For Earth Day (April 22) 2000, activists utilized the Internet to link 5,000 environmental groups throughout the world, which resulted in hundreds of millions of people participating in Earth Day events in a record 184 countries.
In 2007, an estimated billion people participated in Earth Day activities in thousands of of cities such as Kiev (Ukraine), Caracas (Venezuela), Vaiaku (Tuvalu), Manila (Philippines), Lomé (Togo), Madrid (Spain), London (UK) and New York (USA).

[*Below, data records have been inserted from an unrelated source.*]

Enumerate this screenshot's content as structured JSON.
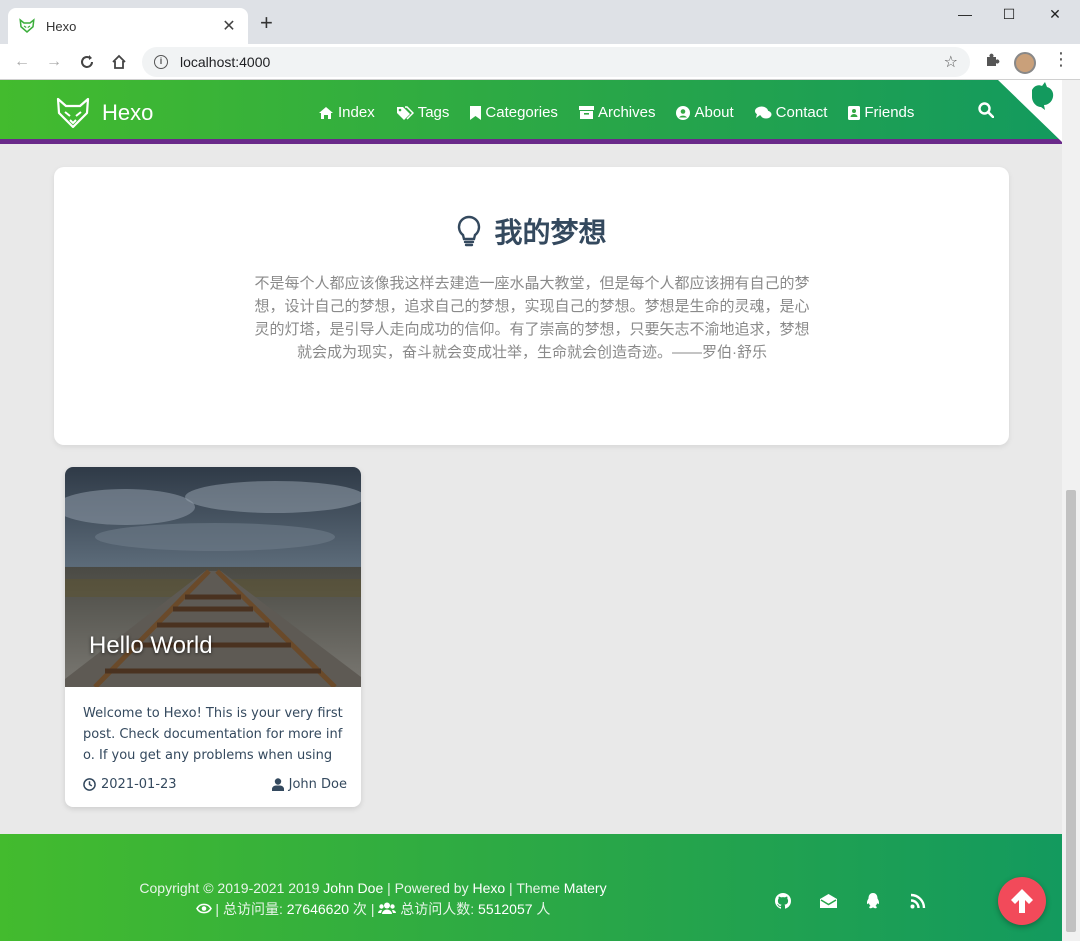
{
  "browser": {
    "tab_title": "Hexo",
    "tab_close": "✕",
    "new_tab": "+",
    "url": "localhost:4000",
    "min": "—",
    "max": "☐",
    "close": "✕"
  },
  "site": {
    "logo_text": "Hexo",
    "nav": [
      {
        "label": "Index",
        "icon": "home-icon"
      },
      {
        "label": "Tags",
        "icon": "tags-icon"
      },
      {
        "label": "Categories",
        "icon": "bookmark-icon"
      },
      {
        "label": "Archives",
        "icon": "archive-icon"
      },
      {
        "label": "About",
        "icon": "user-circle-icon"
      },
      {
        "label": "Contact",
        "icon": "comments-icon"
      },
      {
        "label": "Friends",
        "icon": "address-book-icon"
      }
    ],
    "accent": "#42b82f",
    "border": "#6a2a8a"
  },
  "dream": {
    "title": "我的梦想",
    "text": "不是每个人都应该像我这样去建造一座水晶大教堂，但是每个人都应该拥有自己的梦想，设计自己的梦想，追求自己的梦想，实现自己的梦想。梦想是生命的灵魂，是心灵的灯塔，是引导人走向成功的信仰。有了崇高的梦想，只要矢志不渝地追求，梦想就会成为现实，奋斗就会变成壮举，生命就会创造奇迹。——罗伯·舒乐"
  },
  "post": {
    "title": "Hello World",
    "excerpt": "Welcome to Hexo! This is your very first post. Check documentation for more info. If you get any problems when using H…",
    "date": "2021-01-23",
    "author": "John Doe"
  },
  "footer": {
    "copy_prefix": "Copyright © 2019-2021 2019 ",
    "author": "John Doe",
    "powered": " | Powered by ",
    "hexo": "Hexo",
    "theme_label": " | Theme ",
    "theme": "Matery",
    "views": " | 总访问量: ",
    "views_num": "27646620",
    "views_unit": " 次 | ",
    "visitors": " 总访问人数: ",
    "visitors_num": "5512057",
    "visitors_unit": " 人",
    "back_top_color": "#f24a5a"
  }
}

According to the non-profit, international Earth Day Network (EDN), April 22 is celebrated as Earth Day in 175 countries, and is now "the largest secular holiday in the world, celebrated by more than a half billion people every year." Earth Day Network (founded by the organizers of the first Earth Day held on April 22, 1970) is a major force promoting global environmental awareness and reaches over 17,000 organizations worldwide. The EDN also engages 5,000 groups and more than 25,000 educators throughout the USA, coordinating millions of community development and environmental protection projects.